Concern Multi-Database Stack PostgreSQL Only
Processes to monitor 4-5 1
Backup strategy Per-service (different tools) pg_dump
Connection management Multiple drivers, multiple pools One connection string
Upgrade path Staggered, version matrix One major version per year
Failure blast radius Cascading cross-service failures One process, one failure mode
Data consistency Eventual (sync pipelines) Transactional
Disk footprint ~2-4GB idle ~200-400MB

One backup command captures everything — your relational data, your JSON documents, your search indexes, your embeddings. One pg_dump and you can restore your entire application state on a fresh machine in minutes.

That simplicity compounds. Every hour you don't spend debugging Redis connection drops or Elasticsearch cluster health is an hour spent on the product your customers actually pay for.

The Setup

Getting all of this running takes about five minutes:

brew install postgresql@16
brew services start postgresql@16

psql postgres -c "CREATE DATABASE myapp;"
psql myapp -c "CREATE EXTENSION IF NOT EXISTS vector;"
psql myapp -c "CREATE EXTENSION IF NOT EXISTS pg_trgm;"

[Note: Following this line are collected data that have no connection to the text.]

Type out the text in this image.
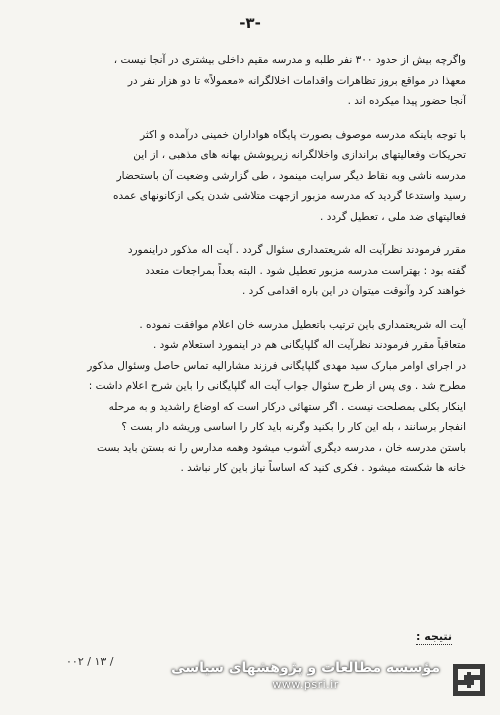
-۳-
واگرچه بیش از حدود ۳۰۰ نفر طلبه و مدرسه مقیم داخلی بیشتری در آنجا نیست ،
معهذا در مواقع بروز تظاهرات واقدامات اخلالگرانه «معمولاً» تا دو هزار نفر در
آنجا حضور پیدا میکرده اند .
با توجه باینکه مدرسه موصوف بصورت پایگاه هواداران خمینی درآمده و اکثر
تحریکات وفعالیتهای براندازی واخلالگرانه زیرپوشش بهانه های مذهبی ، از این
مدرسه ناشی وبه نقاط دیگر سرایت مینمود ، طی گزارشی وضعیت آن باستحضار
رسید واستدعا گردید که مدرسه مزبور ازجهت متلاشی شدن یکی ازکانونهای عمده
فعالیتهای ضد ملی ، تعطیل گردد .
مقرر فرمودند نظرآیت اله شریعتمداری سئوال گردد . آیت اله مذکور دراینمورد
گفته بود : بهتراست مدرسه مزبور تعطیل شود . البته بعداً بمراجعات متعدد
خواهند کرد وآنوقت میتوان در این باره اقدامی کرد .
آیت اله شریعتمداری باین ترتیب باتعطیل مدرسه خان اعلام موافقت نموده .
متعاقباً مقرر فرمودند نظرآیت اله گلپایگانی هم در اینمورد استعلام شود .
در اجرای اوامر مبارک سید مهدی گلپایگانی فرزند مشارالیه تماس حاصل وسئوال مذکور
مطرح شد . وی پس از طرح سئوال جواب آیت اله گلپایگانی را باین شرح اعلام داشت :
اینکار بکلی بمصلحت نیست . اگر ستهائی درکار است که اوضاع راشدید و به مرحله
انفجار برسانند ، بله این کار را بکنید وگرنه باید کار را اساسی وریشه دار بست ؟
باستن مدرسه خان ، مدرسه دیگری آشوب میشود وهمه مدارس را نه بستن باید بست
خانه ها شکسته میشود . فکری کنید که اساساً نیاز باین کار نباشد .
نتیجه :
/ ۱۳ / ۰۰۲	مؤسسه مطالعات و پژوهشهای سیاسی
www.psri.ir
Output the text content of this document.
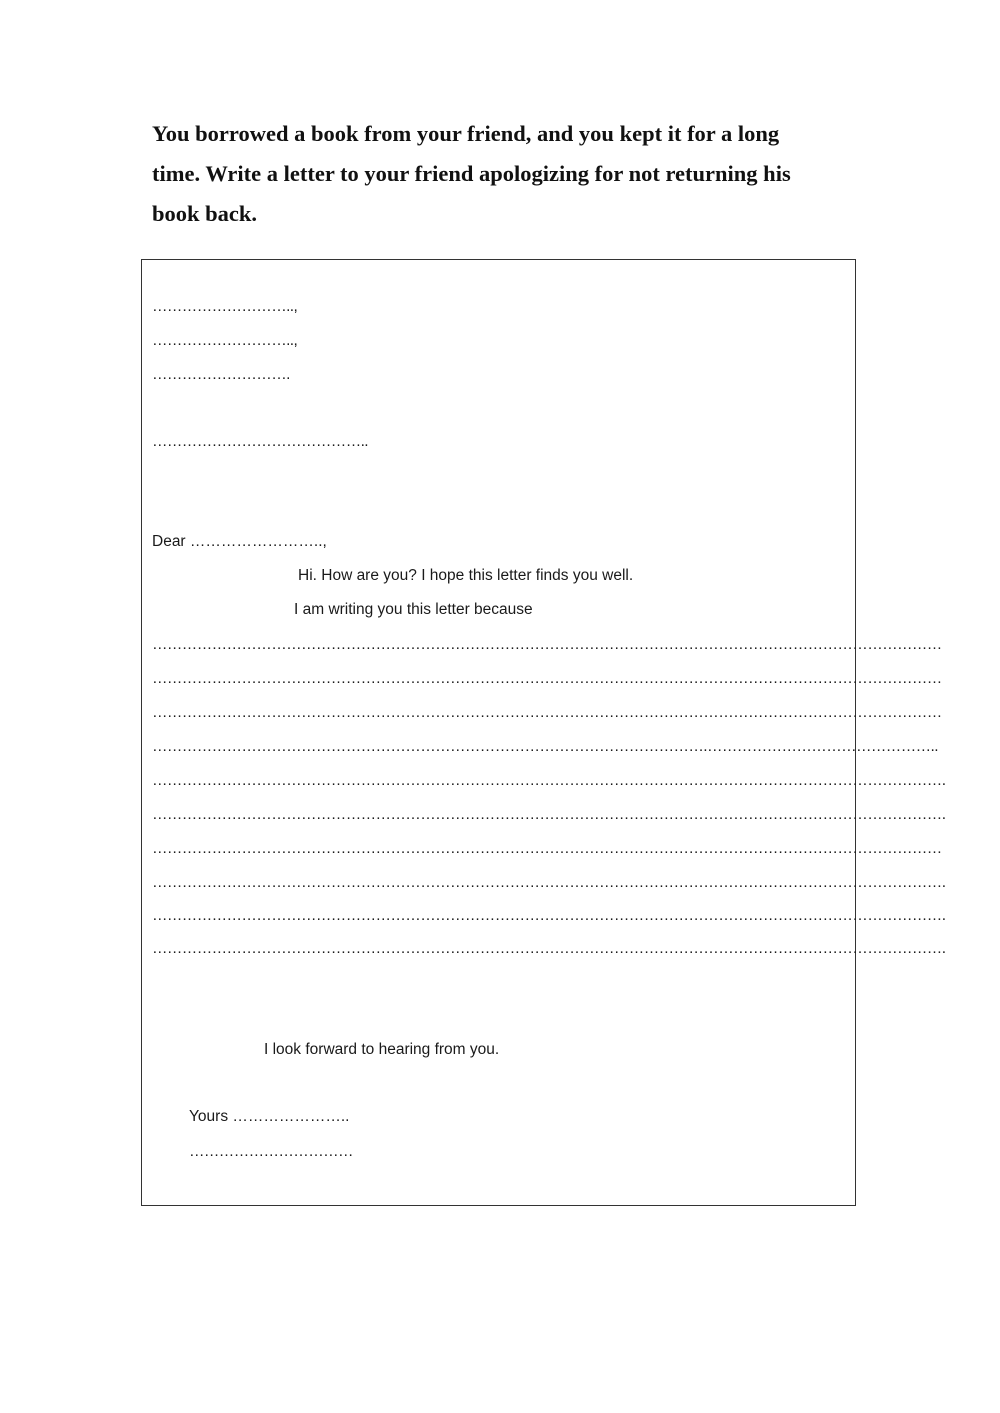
You borrowed a book from your friend, and you kept it for a long
time. Write a letter to your friend apologizing for not returning his
book back.
………………………..,
………………………..,
……………………….
……………………………………..
Dear ……………………..,
Hi. How are you? I hope this letter finds you well.
I am writing you this letter because
……………………………………………………………………………………………………………………………………………
……………………………………………………………………………………………………………………………………………
……………………………………………………………………………………………………………………………………………
………………………………………………………………………………………………….………………………………………..
…………………………………………………………………………………………………………………………………………….
…………………………………………………………………………………………………………………………………………….
……………………………………………………………………………………………………………………………………………
…………………………………………………………………………………………………………………………………………….
…………………………………………………………………………………………………………………………………………….
…………………………………………………………………………………………………………………………………………….
I look forward to hearing from you.
Yours …………………..
……………………………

Three extensions. One database. You now have relational storage, document storage, full-text search, fuzzy matching, vector similarity search, and pub/sub. Total idle memory: ~30-50MB.

Compare that to spinning up Redis (docker run redis), Elasticsearch (docker run elasticsearch plus the JVM tuning dance), and Pinecone (SaaS signup, API keys, network calls). Each one individually is easy. Managing all of them together is where the complexity lives, and it's the kind of complexity that doesn't show up until something breaks.

When to Graduate

PostgreSQL stops being enough when your scale demands it, and you'll know when that happens because you'll have the metrics to prove it. Query latency climbing past your SLA on a properly indexed table. Write throughput hitting the ceiling of a single node. Search result quality that needs custom ML ranking models.

These are good problems. They mean your product is working. And by the time you hit them, you'll have the revenue and the context to choose the right specialized tool — not because a blog post told you to, but because your own data shows you need it.

Until then, run one database. Back up one thing. Monitor one process. Spend your time on the product.

The best infrastructure is the infrastructure you forget is there. PostgreSQL has been that for me. One connection string, one backup script, one process quietly handling six jobs that used to be six services.